La décision a été annoncée vendredi par le ministère sud-africain des Relations internationales et de la Coopération, qui a ordonné à Seidman de quitter le pays dans un délai de 72 heures. Il était le plus haut représentant diplomatique israélien en Afrique du Sud depuis le rappel de l’ambassadeur israélien fin 2023.
Motifs de l’expulsion
Selon des déclarations officielles et des informations concordantes, l’expulsion repose sur des violations graves et répétées des normes diplomatiques.
Les autorités sud-africaines accusent Seidman d’avoir porté atteinte à la souveraineté du pays par des actes jugés incompatibles avec son statut diplomatique. Au cœur des griefs figure l’utilisation présumée de plateformes officielles israéliennes sur les réseaux sociaux pour diffuser des propos insultants et dénigrants à l’encontre du président Cyril Ramaphosa.
Le gouvernement évoque également des manquements au protocole diplomatique, accusant la mission israélienne de ne pas avoir informé les autorités sud-africaines de visites de hauts responsables israéliens. Ces déplacements auraient inclus des rencontres dans la province du Cap-Oriental avec des institutions provinciales et le roi AbaThembu, sans autorisation ni coordination avec le gouvernement central.
Pretoria a qualifié ces actes d’abus grave des privilèges diplomatiques et de violation de la Convention de Vienne sur les relations diplomatiques.
Des tensions diplomatiques anciennes
Les relations entre l’Afrique du Sud et Israël sont tendues depuis plusieurs années, notamment en raison des critiques sud-africaines à l’égard des opérations militaires israéliennes et de sa politique envers les Palestiniens.
La situation s’est fortement dégradée fin 2023 lorsque Pretoria a saisi la Cour internationale de Justice, accusant Israël de violations de la Convention sur le génocide à Gaza. Israël a alors rappelé son ambassadeur, laissant Seidman à la tête de la mission.

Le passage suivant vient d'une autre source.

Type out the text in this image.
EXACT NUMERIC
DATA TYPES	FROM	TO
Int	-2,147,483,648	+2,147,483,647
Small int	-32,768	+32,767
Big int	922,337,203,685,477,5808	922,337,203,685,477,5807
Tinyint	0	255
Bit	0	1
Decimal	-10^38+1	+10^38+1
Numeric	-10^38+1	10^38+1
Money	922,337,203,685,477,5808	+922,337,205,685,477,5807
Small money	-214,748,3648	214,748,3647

Depuis, les échanges diplomatiques sont restés limités, ponctués de déclarations publiques aggravant les tensions.
Des retombées diplomatiques attendues
À la date de vendredi, aucune réaction officielle israélienne n’avait été annoncée. Des analystes estiment que ce type de décision entraîne souvent des mesures de rétorsion.
L’expulsion illustre une rupture diplomatique de plus en plus profonde et traduit la volonté de l’Afrique du Sud de durcir sa position face à ce qu’elle considère comme des violations du droit international et des usages diplomatiques.